Ukraine crisis: Macron, Putin agree to work for ceasefire, says France; Biden ready to meet Putin: Blinken


In a rapid-fire round of US talk shows, Secretary of State Antony Blinken told CNN ‘everything we’re seeing suggests that this is dead serious, that we are on the brink of an invasion’

File image of US secretary of state Antony Blinken.
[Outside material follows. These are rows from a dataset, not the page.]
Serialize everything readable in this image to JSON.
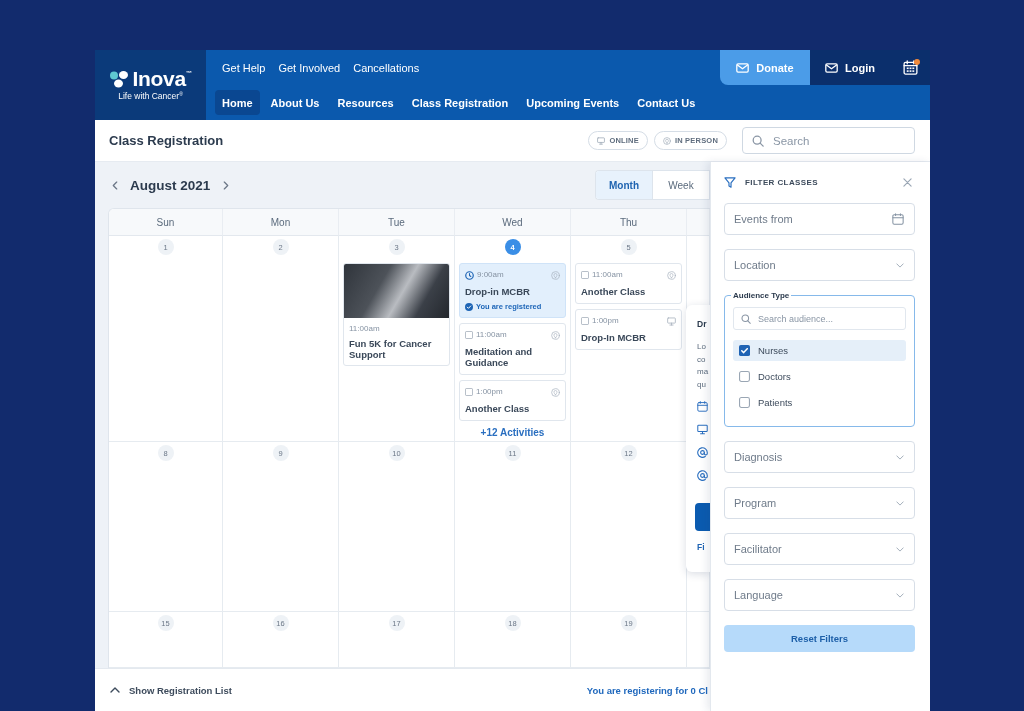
{
  "header": {
    "logo": {
      "name": "Inova$^{™}$",
      "tagline": "Life with Cancer$^{®}$"
    },
    "utility_links": [
      "Get Help",
      "Get Involved",
      "Cancellations"
    ],
    "donate": "Donate",
    "login": "Login",
    "calendar_notification": true,
    "nav": [
      {
        "label": "Home",
        "selected": true
      },
      {
        "label": "About Us",
        "selected": false
      },
      {
        "label": "Resources",
        "selected": false
      },
      {
        "label": "Class Registration",
        "selected": false
      },
      {
        "label": "Upcoming Events",
        "selected": false
      },
      {
        "label": "Contact Us",
        "selected": false
      }
    ]
  },
  "title_bar": {
    "title": "Class Registration",
    "mode_filters": [
      {
        "label": "ONLINE",
        "kind": "online"
      },
      {
        "label": "IN PERSON",
        "kind": "in_person"
      }
    ],
    "search": {
      "placeholder": "Search"
    }
  },
  "calendar": {
    "month": "August 2021",
    "views": [
      {
        "label": "Month",
        "selected": true
      },
      {
        "label": "Week",
        "selected": false
      }
    ],
    "weekdays": [
      "Sun",
      "Mon",
      "Tue",
      "Wed",
      "Thu"
    ],
    "weeks": [
      {
        "days": [
          {
            "number": "1",
            "today": false
          },
          {
            "number": "2",
            "today": false
          },
          {
            "number": "3",
            "today": false,
            "events": [
              {
                "kind": "photo",
                "time": "11:00am",
                "title": "Fun 5K for Cancer Support"
              }
            ]
          },
          {
            "number": "4",
            "today": true,
            "events": [
              {
                "kind": "in_person",
                "time": "9:00am",
                "title": "Drop-in MCBR",
                "registered": true,
                "status": "You are registered"
              },
              {
                "kind": "in_person",
                "time": "11:00am",
                "title": "Meditation and Guidance",
                "registered": false,
                "checked": false
              },
              {
                "kind": "in_person",
                "time": "1:00pm",
                "title": "Another Class",
                "registered": false,
                "checked": false
              }
            ],
            "more": "+12 Activities"
          },
          {
            "number": "5",
            "today": false,
            "events": [
              {
                "kind": "in_person",
                "time": "11:00am",
                "title": "Another Class",
                "registered": false,
                "checked": false
              },
              {
                "kind": "online",
                "time": "1:00pm",
                "title": "Drop-In MCBR",
                "registered": false,
                "checked": false
              }
            ]
          }
        ]
      },
      {
        "days": [
          {
            "number": "8",
            "today": false
          },
          {
            "number": "9",
            "today": false
          },
          {
            "number": "10",
            "today": false
          },
          {
            "number": "11",
            "today": false
          },
          {
            "number": "12",
            "today": false
          }
        ]
      },
      {
        "days": [
          {
            "number": "15",
            "today": false
          },
          {
            "number": "16",
            "today": false
          },
          {
            "number": "17",
            "today": false
          },
          {
            "number": "18",
            "today": false
          },
          {
            "number": "19",
            "today": false
          }
        ]
      }
    ]
  },
  "popover": {
    "title": "Dr",
    "lines": [
      "Lo",
      "co",
      "ma",
      "qu"
    ],
    "link": "Fi"
  },
  "bottom_bar": {
    "toggle": "Show Registration List",
    "summary": "You are registering for 0 Cl"
  },
  "filter_panel": {
    "title": "FILTER CLASSES",
    "fields": [
      {
        "kind": "date",
        "placeholder": "Events from"
      },
      {
        "kind": "select",
        "placeholder": "Location"
      },
      {
        "kind": "checklist",
        "legend": "Audience Type",
        "search": {
          "placeholder": "Search audience..."
        },
        "options": [
          {
            "label": "Nurses",
            "checked": true,
            "selected": true
          },
          {
            "label": "Doctors",
            "checked": false,
            "selected": false
          },
          {
            "label": "Patients",
            "checked": false,
            "selected": false
          }
        ]
      },
      {
        "kind": "select",
        "placeholder": "Diagnosis"
      },
      {
        "kind": "select",
        "placeholder": "Program"
      },
      {
        "kind": "select",
        "placeholder": "Facilitator"
      },
      {
        "kind": "select",
        "placeholder": "Language"
      }
    ],
    "reset_button": "Reset Filters"
  }
}
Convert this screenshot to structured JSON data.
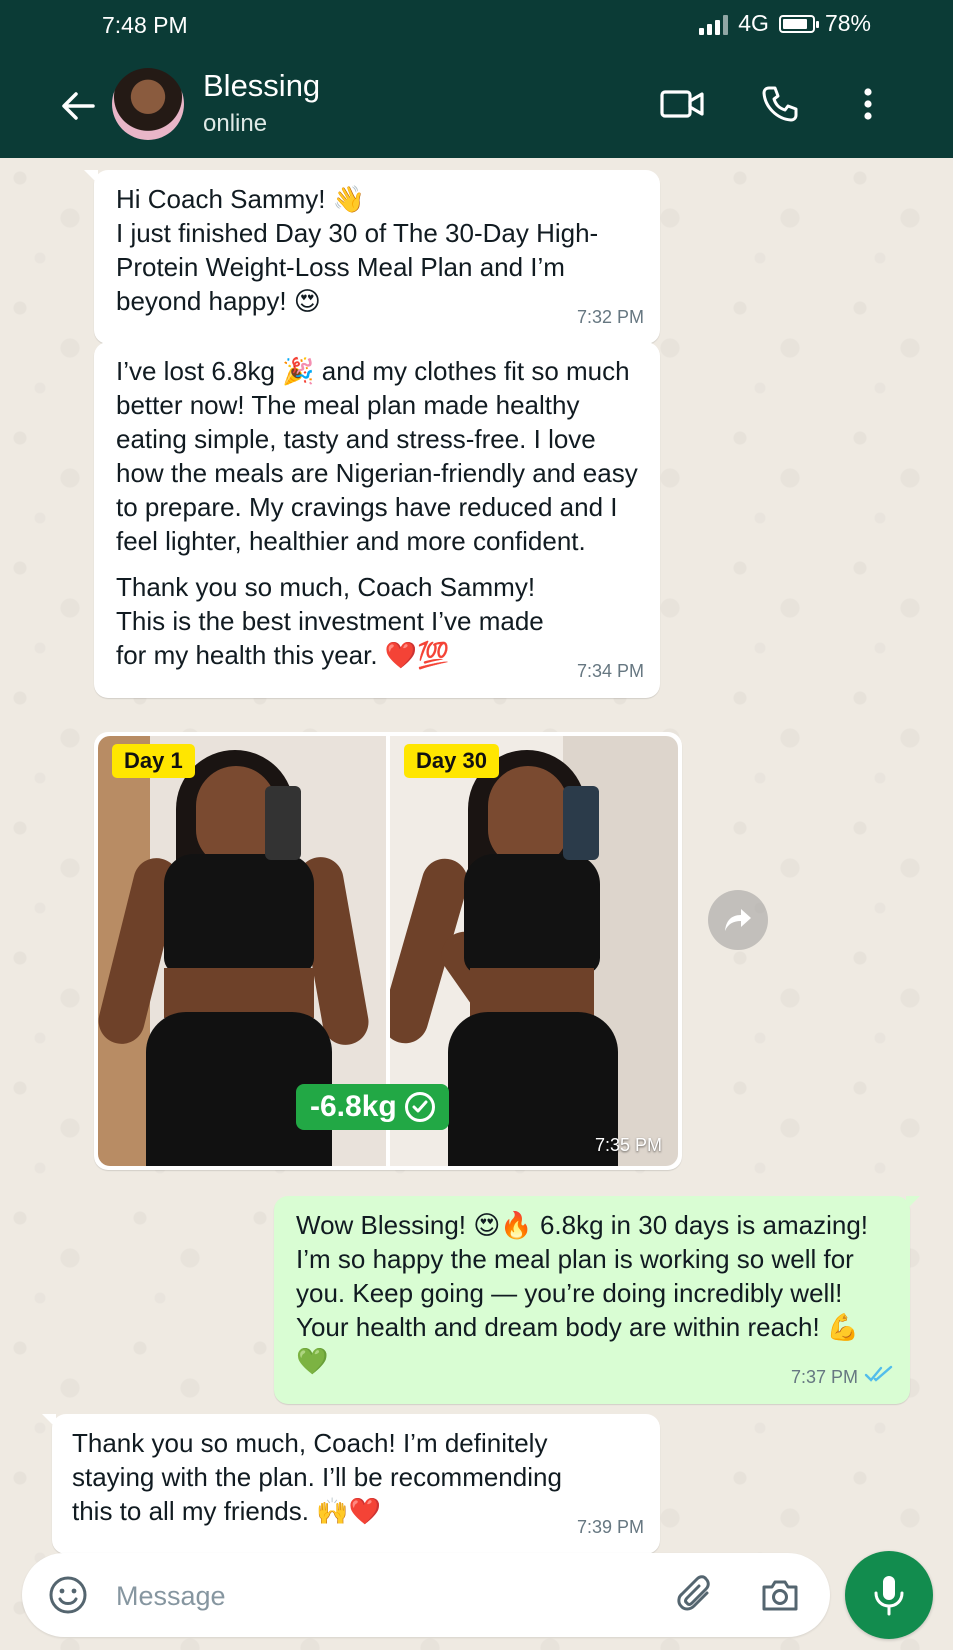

News18

French president Emmanuel Macron and Russian leader Vladimir Putin on Sunday agreed to work for a ceasefire in eastern Ukraine, Macron’s office said.

In a phone conversation lasting 105 minutes, they also agreed on “the need to favour a diplomatic solution to the ongoing crisis and to do everything to achieve one”, the Elysee said, adding that both countries’ foreign ministers would meet “in the coming days”.

Putin blamed Kyiv for a military escalation in east Ukraine in a call with Macron, but said diplomatic efforts to find a resolution needed to intensify.

The call came two weeks after Macron went to Moscow to persuade Putin to refrain from sending troops massed on the border into Ukraine.

“The Russian president noted that the cause of the escalation is provocations carried out by the Ukrainian security forces,” a Kremlin readout said.

Its statement added that the sides discussed the supply of weapons and ammunition by NATO countries to Ukraine, which the Kremlin said was pushing Kyiv towards a “military solution” against separatists in the country’s east.

“As a result, civilians… who have to evacuate to Russia to escape the intensifying shelling, suffer,” the Kremlin added.

The statement however noted that “the presidents believe it is important to intensify efforts to find solutions through diplomatic means”.

It said the leaders agreed these efforts should be carried out by foreign ministers and representatives from France, Germany, Russia and Ukraine, which make up the Normandy negotiations group.

“Vladimir Putin reiterated the need for the United States and NATO to take Russian demands for security guarantees seriously,” the Kremlin’s readout added.

The statement said Putin had told Macron that Western countries should give concrete and point-by-point responses to sweeping demands set by Moscow last December to limit the West’s role in eastern Europe and ex-Soviet countries.

Meanwhile, US president Joe Biden is willing to meet Russia’s Vladimir Putin “at any time” to defuse Ukraine war tensions, his top diplomat said Sunday, warning Russia appeared on the verge of invading its neighbour.

In a rapid-fire round of US talk shows, Secretary of State Antony Blinken told CNN “everything we’re seeing suggests that this is dead serious, that we are on the brink of an invasion.”

“But until the tanks are actually rolling and the planes are flying, we will use every opportunity and every minute we have to see if diplomacy can still dissuade President Putin from carrying this forward.”

Blinken told CBS’s “Face the Nation” Biden has made “very clear that he’s prepared to meet President Putin at any time, in any format, if that can help prevent a war.”